Chapter 26

41.8K 1.5K 690
                                    

Cara's P.O.V.

Ever since I met Jae Sun, I felt like all the happiness I built up has become dormant. I haven't felt this conflicted since I choose not to go to medical school after graduating from college.  Every time I thought about Hannah and what my parents wanted, I went through a wide range of emotions. I would go through feelings of despair, sadness, anger and then guilt. All my life I did what my parents wanted because I thought that was what it meant to be a good daughter.

"Cara, become a doctor and then you can protect the family. You can do it, Cara. Jae Sun and Luna can't do it. They're not practical like you. It will be so great to tell people that our daughter is a doctor. We would be so proud." Growing up those words were a constant reminder of what I needed to become.

Like the devoted daughter, I thought I was, I pushed myself into a major I hated. Every time I had to dissect some poor animal,  I had to convince myself to not get sick. Every time I cried because I had a hard time with organic chemistry and how it would be my doom. If I couldn't pass that class then I couldn't graduate. I suffered so much because of it and I didn't dare tell my parents. I couldn't let them know I was failing. I would be a disappointment. I was an anxious mess and had a mental breakdown after taking my last exam.

I sacrificed my happiness and my time for them just so that I could one day become the doctor they wanted. If it wasn't for Tennyson I would probably be in med school right now.  My parents were not happy at first when I decided not to take the MCAT.  They thought I could still write and be in medical school.  Those four years of college took its toll on me and I did not have the strength to go another four years. With my two books, I proved to them that I could be a successful writer and they finally let go of that dream of me being a doctor.

I still have some regret of not going through and becoming a doctor. Disappointing them was something I hated, but I knew I would not survive medical school. It would have killed me. I don't know why I was so into being the dutiful child. My brother did whatever he wanted because he was the boy and he could. My twin sister did not even have that mindset at all. It was her happiness before everything else. She did what she wanted and she would fight whoever stood in her way. Of course, there were times where I wanted to rebel and do what I wanted, but I would always stomp on those feelings because I convinced myself that those feelings were selfish.
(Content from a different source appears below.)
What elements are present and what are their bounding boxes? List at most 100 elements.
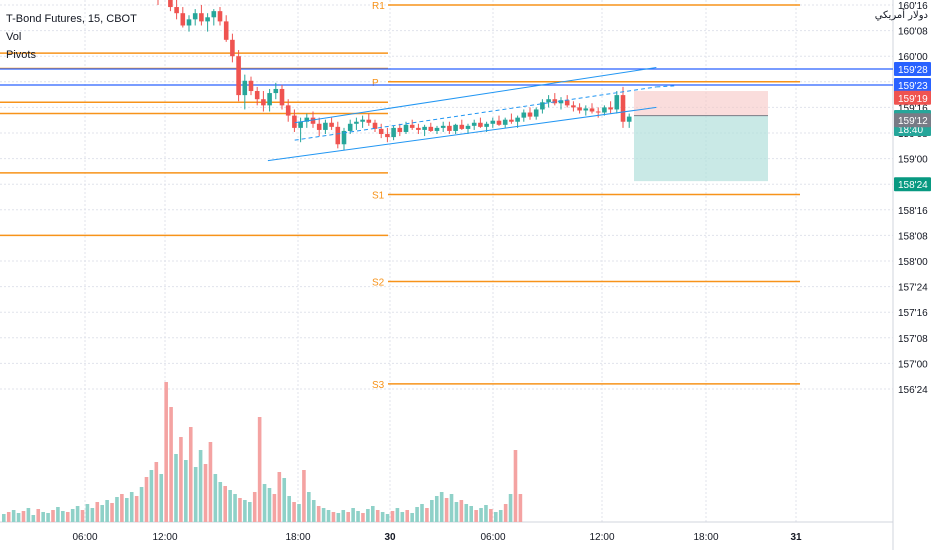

These two years in New York City away from them has been the most peaceful I've been. I felt free for the first time. I didn't have to worry about what my parents wanted. I could just do what made me happy. No more blind dates set up by my mother. No more awkward family gatherings where all I did was stand quietly and wait to be spoken to. Being alone, away from my parents gave me a different kind of joy but being with them and receiving their praise was another type of happiness that I missed.

Hugs and I love you were not something that my parents showed my siblings and me while we grew up. Praise became the equivalent.  Obedience became the way to earn praise and then when school started, grades became another way. As I grew older, I did whatever my parents ask me to do. No was never an option in my mind.  I became Simcheong, I became the dutiful daughter. It was so unfair that all these years of being the filial daughter could be swept away because I was dating a woman. It felt so unreasonable to me. I've done all that I was asked and everything I did would still not be enough for them to accept Hannah and me.

This was so frustrating for me. A part of me wanted to never tell my parents about Hannah, but then the other part of me felt like it wasn't fair to Hannah because it seemed like I was ashamed of her. If I told my parents about Hannah then I wouldn't be their daughter. The thought of not having my parents in my life felt excruciating. I would be a bad daughter and that made me feel guilty.  This whole situation made me scared to go home. I have been ignoring Hannah's calls and or messages because I was afraid. I needed my space to figure out this dilemma.  This wasn't the same issue I had with medical school and writing. The only way I got out of medical school was because of the success of my writing. For now, I was hiding out in a tea shop in Midtown until I could somehow solve this solution.